Getting back to the instruction decoder, (mentioned earlier as an essential component to the CPU) this is what is used to decode the assembly code. To essentially make sense of what it is given, from the ROM. It will be much easier to understand if we label the process of the instruction decoder in steps.
- First clock cycle is executed; the instruction decoder first activates the TriState buffer, RD line, datain TriState buffer and “latches” the instruction to the instruction register.
- The second clock cycle of the CPU occurs, which encompasses the decoding of the ADD instruction. It does so by adjusting the ALU to addition, and then latches the output of the ALU to the C register.
- On the third and final clock cycle, the program counter is incremented.
In the end, every single sequence that is being run through a CPU can be laid out as methodically as the prior set of operations, but each may require more clock cycles. Which brings up the topic of speed with a CPU. Everyone has heard of “how fast” a certain CPU is by simply remarking that it is, oh say, 3.4 “gigahertz.” This represents the speed in clock cycles of how fast it can churn out data per second. In this case, a “gigahertz” is a unit of measurement in “gigabytes.” Such as, 1 kilobyte = 1024 bytes, 1 Megabyte = 1024 kilobytes, 1 gigabyte = 1024 megabytes, 1 terabyte = 1024 gigabytes, and so on. But of course these are just measurements of size, but the same scale, (number wise) can be used to measure the speed in hertz, such as, 3.4 GHz = 3481.6 MHz. But when in reference to clock cycles per second, a GHz = 1,000,000,000. So, in this case, a 3.4 GHz capable CPU = 3,400,000,000. This is quite astounding in comparison to the very first CPU in 1974 by Intel where it could do basic arithmetic that took roughly 15 cycles per calculation! But the true definition of a “hertz” just to get technical, (maybe this will help your understanding) is an indicator of frequency of UHF, (ultrahigh frequency) and microwave EM signals. The wavelength of 1 GHz has a length of nearly 300 millimeters, which is roughly a little less than a foot. Since we are on the topic of pure “performance” of the CPU, like stated earlier, not only is the assembly code important within this realm, so is the number of transistors. The numbers of transistors make it easier and faster to transport data more effectively. The more transistors, the more multipliers can be assigned, which means the higher the clock rate. Such as, 9 multipliers * the FSB (front side bus) of 250 MHz would equal 2250 MHz CPU clock speed, or 2.25 GHz. Also, the presence of more transistors also opens up the door to pipelining. In pipelining, multiple processes can execute over each other in 5 clock cycles, so it appears as though one execution is occurring per one clock cycle, therefore enhancing the CPU's performance.

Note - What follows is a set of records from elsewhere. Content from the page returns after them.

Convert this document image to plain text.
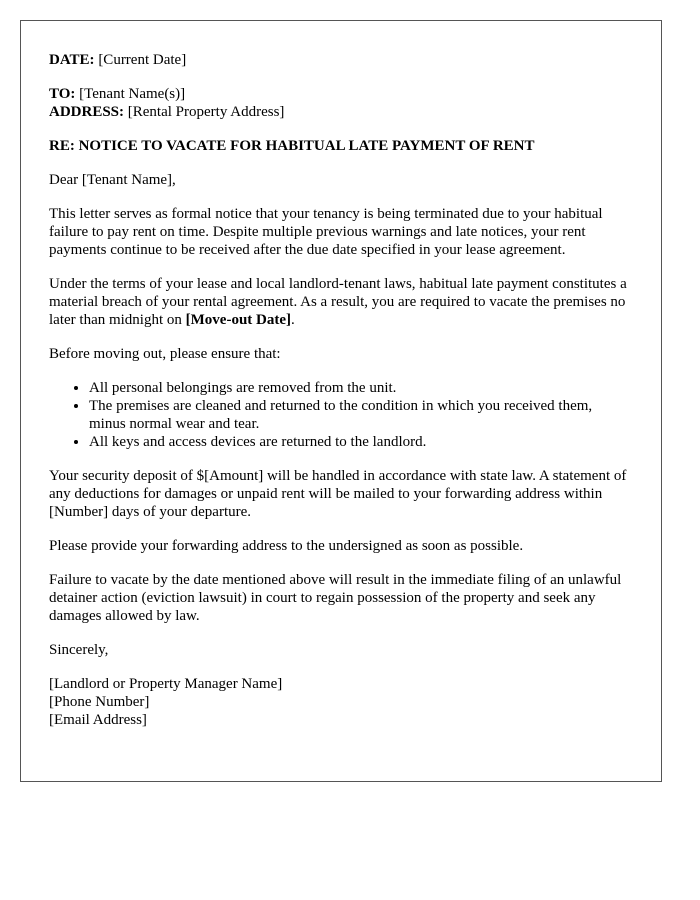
DATE: [Current Date]

TO: [Tenant Name(s)]
ADDRESS: [Rental Property Address]

RE: NOTICE TO VACATE FOR HABITUAL LATE PAYMENT OF RENT

Dear [Tenant Name],

This letter serves as formal notice that your tenancy is being terminated due to your habitual failure to pay rent on time. Despite multiple previous warnings and late notices, your rent payments continue to be received after the due date specified in your lease agreement.

Under the terms of your lease and local landlord-tenant laws, habitual late payment constitutes a material breach of your rental agreement. As a result, you are required to vacate the premises no later than midnight on [Move-out Date].

Before moving out, please ensure that:

• All personal belongings are removed from the unit.
• The premises are cleaned and returned to the condition in which you received them, minus normal wear and tear.
• All keys and access devices are returned to the landlord.

Your security deposit of $[Amount] will be handled in accordance with state law. A statement of any deductions for damages or unpaid rent will be mailed to your forwarding address within [Number] days of your departure.

Please provide your forwarding address to the undersigned as soon as possible.

Failure to vacate by the date mentioned above will result in the immediate filing of an unlawful detainer action (eviction lawsuit) in court to regain possession of the property and seek any damages allowed by law.

Sincerely,

[Landlord or Property Manager Name]
[Phone Number]
[Email Address]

The New Wave – 64bit Processing: 64bit processors have been around since 1991, and seem to be reappearing now with their 64bit technology perfected. Most CPU's consist of 32-bit ALU, where now the trend is moving much more rapidly towards 64bit ALU's. This would obviously increase computing to such a new level, but seems to be utterly useless, (meaning no difference would be noticed, except if your clock cycles increased) until the architecture of the CPU can be written properly for programs able to utilize this new coding. Then a difference will be seen. Until that point in time, all will remain about the same clock rate wise. Also, within the past 10 years, new performance boosters have been added, such as L1, and L2 cache devices which increase performance, as well as special instructions such as 3d Now! and MMX, etc. which make 3d programs excel, and so on. Besides the point of enhanced 64bit ALU structures, is the increased amount of space in the address spaces. Which, from reading what an address space is earlier in this document explains why it is such a plus. And, of course, this cannot be used until programmers begin to realize that writing programs for 64bit architecture will enhance performance dramatically, (if the person has a 64bit operating system along with a 64bit CPU). One other plus with the 64bit architecture is that it can support, (in theory) an infinite amount of RAM, which is wonderful for those servers that require large amounts of RAM that support heavy-duty game/HTTP servers.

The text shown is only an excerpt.